(Piko Tamashiro /GEC)
(Piko Tamashiro /GEC)
Enzo Defilippi

La velocidad con la que todo cambia en el Perú es alucinante. Si uno no está pendiente de las noticias todo el tiempo corre el riesgo de no saber qué sucede. Eso es lo que me ocurrió a mí el lunes pasado. Cuando poco después de las 7 p.m. recibí un correo haciendo referencia al cierre del Congreso, no entendí nada. Horas más tarde, cuando me enteré de que Mercedes Araoz había jurado como presidenta, entendía menos aún. Y eso que en la mañana había estado viendo en vivo cómo, después de incidentes indignos de quienes representan a los peruanos, el primer ministro había podido, finalmente, presentar el pedido de confianza a nombre del Ejecutivo.

Para entender (no justificar) por qué llegamos hasta aquí hay que ponernos en los zapatos del presidente y de la oposición. En mi opinión, el principal objetivo del presidente Vizcarra ha sido el de evitar, a toda costa, estar en una situación de indefensión frente a sus adversarios. Como sabemos, él solo podía ejercer la amenaza de cerrar el Congreso (en caso este le niegue la confianza al Gobierno) hasta el 28 de julio del 2020. Ello lo hubiese dejado, por doce meses, a merced de las venganzas de sus enemigos políticos. Venganzas que, muy probablemente, se hubiesen materializado. Todos hemos visto lo poco importantes que se han vuelto los argumentos en el Palacio Legislativo. Lo único que ha importado a la mayoría, desde julio del 2016, ha sido mantener los números necesarios para hacer lo que les convenga: defender a los amigos, acusar a los enemigos y aprobar armas políticas disfrazadas de leyes. En una situación así, la probabilidad de que el presidente sea depuesto y acusado por lo que hizo o no hizo en el Caso Chinchero era cercana a uno. Así que, una vez que se hizo evidente que no se iban a adelantar las elecciones, buscó una excusa para cerrar el Congreso.
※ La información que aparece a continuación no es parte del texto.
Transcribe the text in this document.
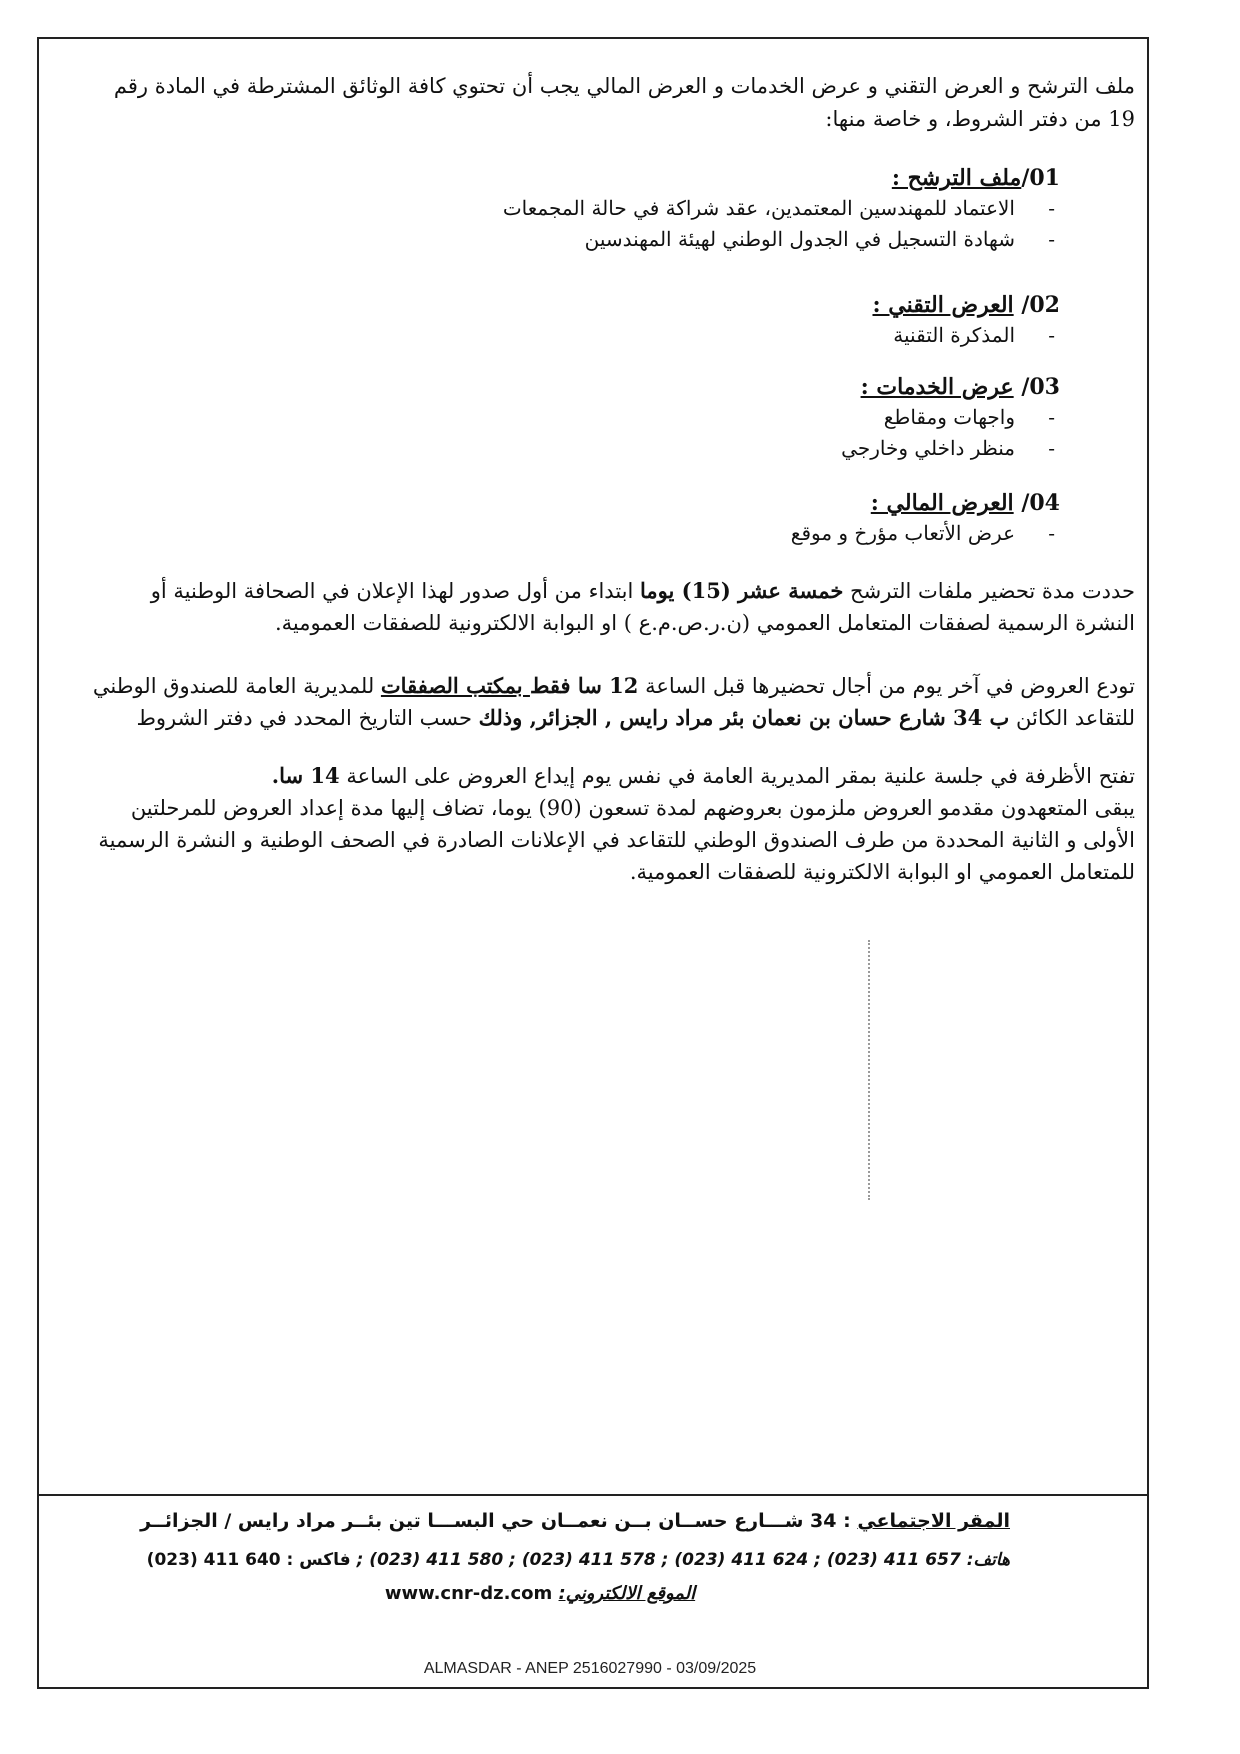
ملف الترشح و العرض التقني و عرض الخدمات و العرض المالي يجب أن تحتوي كافة الوثائق المشترطة في المادة رقم
19 من دفتر الشروط، و خاصة منها:
01/ملف الترشح :
- الاعتماد للمهندسين المعتمدين، عقد شراكة في حالة المجمعات
- شهادة التسجيل في الجدول الوطني لهيئة المهندسين
02/ العرض التقني :
- المذكرة التقنية
03/ عرض الخدمات :
- واجهات ومقاطع
- منظر داخلي وخارجي
04/ العرض المالي :
- عرض الأتعاب مؤرخ و موقع
حددت مدة تحضير ملفات الترشح خمسة عشر (15) يوما ابتداء من أول صدور لهذا الإعلان في الصحافة الوطنية أو النشرة الرسمية لصفقات المتعامل العمومي (ن.ر.ص.م.ع ) او البوابة الالكترونية للصفقات العمومية.
تودع العروض في آخر يوم من أجال تحضيرها قبل الساعة 12 سا فقط بمكتب الصفقات للمديرية العامة للصندوق الوطني للتقاعد الكائن ب 34 شارع حسان بن نعمان بئر مراد رايس , الجزائر, وذلك حسب التاريخ المحدد في دفتر الشروط
تفتح الأظرفة في جلسة علنية بمقر المديرية العامة في نفس يوم إيداع العروض على الساعة 14 سا.
يبقى المتعهدون مقدمو العروض ملزمون بعروضهم لمدة تسعون (90) يوما، تضاف إليها مدة إعداد العروض للمرحلتين الأولى و الثانية المحددة من طرف الصندوق الوطني للتقاعد في الإعلانات الصادرة في الصحف الوطنية و النشرة الرسمية للمتعامل العمومي او البوابة الالكترونية للصفقات العمومية.
المقر الاجتماعي : 34 شـــارع حســان بــن نعمــان حي البســـا تين بئــر مراد رايس / الجزائــر
هاتف: 657 411 (023) ; 624 411 (023) ; 578 411 (023) ; 580 411 (023) ; فاكس : 640 411 (023)
الموقع الالكتروني: www.cnr-dz.com
ALMASDAR - ANEP 2516027990 - 03/09/2025
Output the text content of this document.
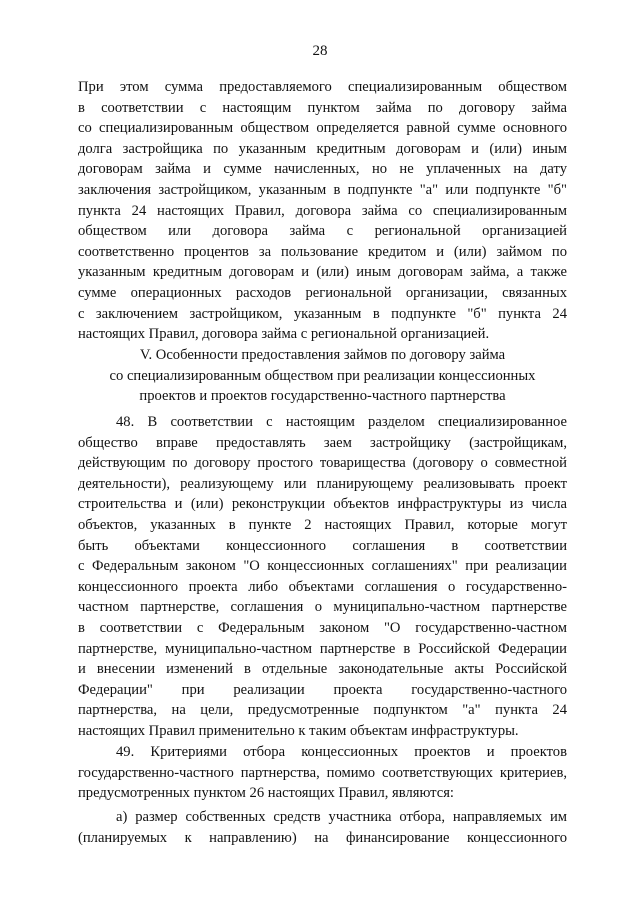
28
При этом сумма предоставляемого специализированным обществом
в соответствии с настоящим пунктом займа по договору займа
со специализированным обществом определяется равной сумме основного
долга застройщика по указанным кредитным договорам и (или) иным
договорам займа и сумме начисленных, но не уплаченных на дату
заключения застройщиком, указанным в подпункте "а" или подпункте "б"
пункта 24 настоящих Правил, договора займа со специализированным
обществом или договора займа с региональной организацией
соответственно процентов за пользование кредитом и (или) займом по
указанным кредитным договорам и (или) иным договорам займа, а также
сумме операционных расходов региональной организации, связанных
с заключением застройщиком, указанным в подпункте "б" пункта 24
настоящих Правил, договора займа с региональной организацией.
V. Особенности предоставления займов по договору займа
со специализированным обществом при реализации концессионных
проектов и проектов государственно-частного партнерства
48. В соответствии с настоящим разделом специализированное
общество вправе предоставлять заем застройщику (застройщикам,
действующим по договору простого товарищества (договору о совместной
деятельности), реализующему или планирующему реализовывать проект
строительства и (или) реконструкции объектов инфраструктуры из числа
объектов, указанных в пункте 2 настоящих Правил, которые могут
быть объектами концессионного соглашения в соответствии
с Федеральным законом "О концессионных соглашениях" при реализации
концессионного проекта либо объектами соглашения о государственно-
частном партнерстве, соглашения о муниципально-частном партнерстве
в соответствии с Федеральным законом "О государственно-частном
партнерстве, муниципально-частном партнерстве в Российской Федерации
и внесении изменений в отдельные законодательные акты Российской
Федерации" при реализации проекта государственно-частного
партнерства, на цели, предусмотренные подпунктом "а" пункта 24
настоящих Правил применительно к таким объектам инфраструктуры.
49. Критериями отбора концессионных проектов и проектов
государственно-частного партнерства, помимо соответствующих критериев,
предусмотренных пунктом 26 настоящих Правил, являются:
а) размер собственных средств участника отбора, направляемых им
(планируемых к направлению) на финансирование концессионного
Y la mayoría, con sus maneras prepotentes, se la regaló.

Por otro lado, para entender el comportamiento de la mayoría parlamentaria es necesario tomar en cuenta tres aspectos. El primero, que el fujimorismo se la tiene jurada al Ejecutivo. Sea por piconería (lo que creo yo), miopía u otra razón, a estas alturas es obvio que su principal objetivo ha sido impedir que el Gobierno sea exitoso en algo. Para ello ha contado con la colaboración del Apra, cuyos congresistas, por conveniencia o necesidad, han demostrado estar dispuestos a jugar en pared. El segundo, que es muy probable que miembros y allegados de ambos grupos (y de otros también) terminen en la cárcel cuando terminemos de conocer quienes (¡y por qué!) recibieron dinero de Odebrecht. En esas circunstancias, es razonable que luchen como gato panza arriba por mantener su influencia e inmunidad parlamentaria. Y, en tercer lugar, porque los congresistas ya no tienen incentivos para portarse bien desde que se prohibió su reelección. Esto es, irónicamente, consecuencia de la decisión de Vizcarra de proponerlo en el referéndum del año pasado.

¿Qué lugar ocupa el país en estas motivaciones? Lamentablemente, ninguno. El Perú, en este despelote, es como una muñeca jaloneada por dos niñas caprichosas a quienes poco les interesa si se rompe.